Este “picoteo selectivo” es lo que ha ocurrido en España, sobre todo entre los nacionalistas, que lo han utilizado para crear lo que el experto legal de la Universidad del País Vasco Francisco Javier Romero Caro denomina “su propio relato canadiense”. Dicho relato establece que la autorización de un referéndum es el criterio fundamental para medir las credenciales democráticas de un sistema político, e interpreta, equivocadamente, que la obligación de negociar es la obligación de negociar “la logística de la secesión”, y no “todo el problema que puede llevar, o no, a la secesión”. Y no tiene en cuenta en absoluto las enormes diferencias constitucionales entre los dos países: Canadá es un Estado federal, muy descentralizado, cuya Constitución no contiene ningún principio de indivisibilidad similar al artículo 2 de la Constitución de 1978.
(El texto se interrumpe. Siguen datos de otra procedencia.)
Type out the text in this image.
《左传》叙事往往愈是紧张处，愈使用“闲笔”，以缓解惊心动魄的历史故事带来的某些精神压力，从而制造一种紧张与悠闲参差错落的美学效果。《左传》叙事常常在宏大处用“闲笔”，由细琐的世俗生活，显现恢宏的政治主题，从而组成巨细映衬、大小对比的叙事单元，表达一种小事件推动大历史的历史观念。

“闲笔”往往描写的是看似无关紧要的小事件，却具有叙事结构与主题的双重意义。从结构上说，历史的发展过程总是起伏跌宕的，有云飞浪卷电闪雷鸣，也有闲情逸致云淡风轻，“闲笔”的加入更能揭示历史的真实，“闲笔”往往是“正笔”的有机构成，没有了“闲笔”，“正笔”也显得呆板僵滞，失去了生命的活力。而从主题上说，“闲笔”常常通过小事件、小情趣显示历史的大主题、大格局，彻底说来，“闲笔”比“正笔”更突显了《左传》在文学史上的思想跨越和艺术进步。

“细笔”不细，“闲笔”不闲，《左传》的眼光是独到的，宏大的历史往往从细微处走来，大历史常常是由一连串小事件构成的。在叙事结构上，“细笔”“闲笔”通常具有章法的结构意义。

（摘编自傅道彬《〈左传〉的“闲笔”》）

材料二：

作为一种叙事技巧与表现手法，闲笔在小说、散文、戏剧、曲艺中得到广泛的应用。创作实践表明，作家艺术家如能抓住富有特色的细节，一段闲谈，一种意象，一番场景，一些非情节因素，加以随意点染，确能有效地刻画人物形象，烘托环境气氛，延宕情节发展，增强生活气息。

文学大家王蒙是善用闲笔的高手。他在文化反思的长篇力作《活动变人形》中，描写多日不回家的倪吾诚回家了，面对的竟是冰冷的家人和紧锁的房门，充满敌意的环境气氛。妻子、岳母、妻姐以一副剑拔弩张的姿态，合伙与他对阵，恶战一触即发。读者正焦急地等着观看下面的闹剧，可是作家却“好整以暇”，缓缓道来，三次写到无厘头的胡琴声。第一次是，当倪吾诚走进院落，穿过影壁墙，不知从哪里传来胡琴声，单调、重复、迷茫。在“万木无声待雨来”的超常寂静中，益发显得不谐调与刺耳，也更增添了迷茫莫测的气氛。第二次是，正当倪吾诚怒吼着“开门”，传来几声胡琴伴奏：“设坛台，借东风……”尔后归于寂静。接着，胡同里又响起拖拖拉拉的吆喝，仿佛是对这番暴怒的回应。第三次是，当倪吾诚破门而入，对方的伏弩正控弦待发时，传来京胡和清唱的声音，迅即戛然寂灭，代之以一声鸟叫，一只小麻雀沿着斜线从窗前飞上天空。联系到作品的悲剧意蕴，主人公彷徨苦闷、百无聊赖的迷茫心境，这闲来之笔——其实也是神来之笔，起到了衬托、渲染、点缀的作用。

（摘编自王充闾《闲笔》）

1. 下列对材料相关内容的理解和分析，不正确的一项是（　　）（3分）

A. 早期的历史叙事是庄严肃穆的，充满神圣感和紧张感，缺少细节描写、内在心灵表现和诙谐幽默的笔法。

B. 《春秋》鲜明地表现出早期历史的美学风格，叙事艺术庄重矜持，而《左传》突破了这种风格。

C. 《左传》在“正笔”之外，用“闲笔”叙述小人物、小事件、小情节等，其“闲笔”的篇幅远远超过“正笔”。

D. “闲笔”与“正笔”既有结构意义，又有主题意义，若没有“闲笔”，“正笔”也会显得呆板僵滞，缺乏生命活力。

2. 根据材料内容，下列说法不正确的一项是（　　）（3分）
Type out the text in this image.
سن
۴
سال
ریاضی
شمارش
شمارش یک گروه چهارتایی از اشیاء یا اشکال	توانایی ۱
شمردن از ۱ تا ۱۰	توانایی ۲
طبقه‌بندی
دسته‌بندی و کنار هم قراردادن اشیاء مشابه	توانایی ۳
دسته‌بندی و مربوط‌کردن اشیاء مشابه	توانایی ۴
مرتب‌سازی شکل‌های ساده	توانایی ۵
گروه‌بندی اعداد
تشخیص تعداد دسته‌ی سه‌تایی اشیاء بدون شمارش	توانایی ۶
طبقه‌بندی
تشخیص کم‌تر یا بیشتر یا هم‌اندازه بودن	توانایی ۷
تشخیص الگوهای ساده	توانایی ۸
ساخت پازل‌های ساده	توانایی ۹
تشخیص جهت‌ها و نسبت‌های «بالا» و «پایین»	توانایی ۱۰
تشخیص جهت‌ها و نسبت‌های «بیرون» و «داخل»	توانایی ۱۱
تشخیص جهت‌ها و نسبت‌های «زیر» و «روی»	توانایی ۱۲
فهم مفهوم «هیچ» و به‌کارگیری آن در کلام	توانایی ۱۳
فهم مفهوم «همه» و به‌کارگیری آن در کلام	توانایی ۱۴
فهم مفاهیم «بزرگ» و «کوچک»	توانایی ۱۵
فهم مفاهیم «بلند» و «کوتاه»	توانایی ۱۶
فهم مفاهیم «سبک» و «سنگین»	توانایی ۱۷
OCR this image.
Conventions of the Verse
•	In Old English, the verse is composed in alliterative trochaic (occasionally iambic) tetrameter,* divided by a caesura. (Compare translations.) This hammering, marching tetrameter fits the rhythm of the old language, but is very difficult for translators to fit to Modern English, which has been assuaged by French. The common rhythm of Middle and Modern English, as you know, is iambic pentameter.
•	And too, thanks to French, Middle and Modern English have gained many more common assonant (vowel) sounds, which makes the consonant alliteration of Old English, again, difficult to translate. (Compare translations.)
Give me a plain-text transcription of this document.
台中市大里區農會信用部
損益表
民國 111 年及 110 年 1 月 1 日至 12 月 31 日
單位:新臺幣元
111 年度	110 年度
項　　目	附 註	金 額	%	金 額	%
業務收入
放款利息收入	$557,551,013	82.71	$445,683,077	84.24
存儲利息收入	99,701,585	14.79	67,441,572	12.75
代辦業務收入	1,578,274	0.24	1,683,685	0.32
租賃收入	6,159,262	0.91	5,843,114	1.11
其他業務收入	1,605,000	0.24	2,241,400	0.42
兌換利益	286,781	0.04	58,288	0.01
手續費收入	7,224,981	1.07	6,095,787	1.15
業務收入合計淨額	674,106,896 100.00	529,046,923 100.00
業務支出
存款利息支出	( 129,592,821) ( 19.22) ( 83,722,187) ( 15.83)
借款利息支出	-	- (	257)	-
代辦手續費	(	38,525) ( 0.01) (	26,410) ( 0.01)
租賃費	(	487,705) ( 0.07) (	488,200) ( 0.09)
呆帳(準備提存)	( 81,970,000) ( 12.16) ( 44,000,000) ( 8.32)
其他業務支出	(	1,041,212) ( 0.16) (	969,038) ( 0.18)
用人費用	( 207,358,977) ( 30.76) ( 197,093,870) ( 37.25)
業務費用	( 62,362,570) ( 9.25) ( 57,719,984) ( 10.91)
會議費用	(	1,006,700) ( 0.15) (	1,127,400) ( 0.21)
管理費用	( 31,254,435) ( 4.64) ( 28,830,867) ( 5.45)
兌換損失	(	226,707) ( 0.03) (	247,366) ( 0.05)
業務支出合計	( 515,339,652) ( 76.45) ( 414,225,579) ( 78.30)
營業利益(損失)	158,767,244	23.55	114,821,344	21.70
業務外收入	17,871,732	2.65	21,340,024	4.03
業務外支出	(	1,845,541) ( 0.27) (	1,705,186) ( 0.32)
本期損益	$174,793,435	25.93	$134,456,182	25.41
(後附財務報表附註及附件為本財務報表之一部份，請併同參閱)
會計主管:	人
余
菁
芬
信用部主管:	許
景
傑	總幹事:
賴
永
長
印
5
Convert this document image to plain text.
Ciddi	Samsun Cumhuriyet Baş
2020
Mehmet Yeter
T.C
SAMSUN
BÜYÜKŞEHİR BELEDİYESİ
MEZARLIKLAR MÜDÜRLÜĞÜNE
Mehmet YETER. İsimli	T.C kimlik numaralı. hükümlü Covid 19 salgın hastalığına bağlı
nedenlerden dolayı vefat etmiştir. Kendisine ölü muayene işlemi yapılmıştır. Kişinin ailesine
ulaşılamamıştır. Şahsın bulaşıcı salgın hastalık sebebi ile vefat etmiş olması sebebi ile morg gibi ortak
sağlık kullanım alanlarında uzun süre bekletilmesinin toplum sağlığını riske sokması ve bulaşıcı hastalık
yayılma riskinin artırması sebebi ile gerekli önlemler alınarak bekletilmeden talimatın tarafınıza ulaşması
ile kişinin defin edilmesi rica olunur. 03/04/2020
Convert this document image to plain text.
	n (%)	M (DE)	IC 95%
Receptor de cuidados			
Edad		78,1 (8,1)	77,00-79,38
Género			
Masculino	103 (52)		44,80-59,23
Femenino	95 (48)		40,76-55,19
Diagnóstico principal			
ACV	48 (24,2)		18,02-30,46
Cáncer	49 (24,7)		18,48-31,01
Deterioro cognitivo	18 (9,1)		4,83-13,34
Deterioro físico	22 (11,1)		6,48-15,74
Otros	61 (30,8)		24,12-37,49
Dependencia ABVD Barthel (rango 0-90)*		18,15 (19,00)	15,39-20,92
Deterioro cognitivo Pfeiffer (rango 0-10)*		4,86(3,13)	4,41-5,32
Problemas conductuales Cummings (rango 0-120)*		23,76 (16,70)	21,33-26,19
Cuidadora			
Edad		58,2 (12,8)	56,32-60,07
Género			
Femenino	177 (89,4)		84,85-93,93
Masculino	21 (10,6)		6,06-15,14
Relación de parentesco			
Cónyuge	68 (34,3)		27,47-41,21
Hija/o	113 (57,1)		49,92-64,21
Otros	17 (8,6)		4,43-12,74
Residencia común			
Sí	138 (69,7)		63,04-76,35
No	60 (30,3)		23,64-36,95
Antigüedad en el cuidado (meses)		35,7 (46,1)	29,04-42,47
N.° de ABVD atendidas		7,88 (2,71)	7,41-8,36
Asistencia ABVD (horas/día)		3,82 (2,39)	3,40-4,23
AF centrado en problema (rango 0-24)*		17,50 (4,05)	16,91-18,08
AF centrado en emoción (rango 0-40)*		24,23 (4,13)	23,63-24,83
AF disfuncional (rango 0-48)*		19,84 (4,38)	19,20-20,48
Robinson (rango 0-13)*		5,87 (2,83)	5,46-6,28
Por último, hay que resaltar que, en los años transcurridos desde la aprobación de la Ley de Claridad, el separatismo de Quebec lo está pasando mal. El Parti Québecois perdió el poder en 2003 y, desde entonces, ha gobernado menos de dos años. Su porcentaje de voto en las últimas elecciones, en abril de 2014, fue el más bajo desde 1973. Su homólogo a nivel federal, el Bloc Québecois, ha perdido apoyos electorales sin cesar desde 2004, hasta un mínimo del 19,3%. No se sabe bien hasta qué punto tiene que ver esto con la Ley de Claridad, pero en Canadá, hoy, hay menos preocupación y sensación de amenaza por el separatismo que en los últimos 40 años. Por ahora, al menos, la vía canadiense ha llevado a una federación más fuerte.
Adrian Shubert es profesor en el Departamento de Historia de la Universidad de York en Toronto.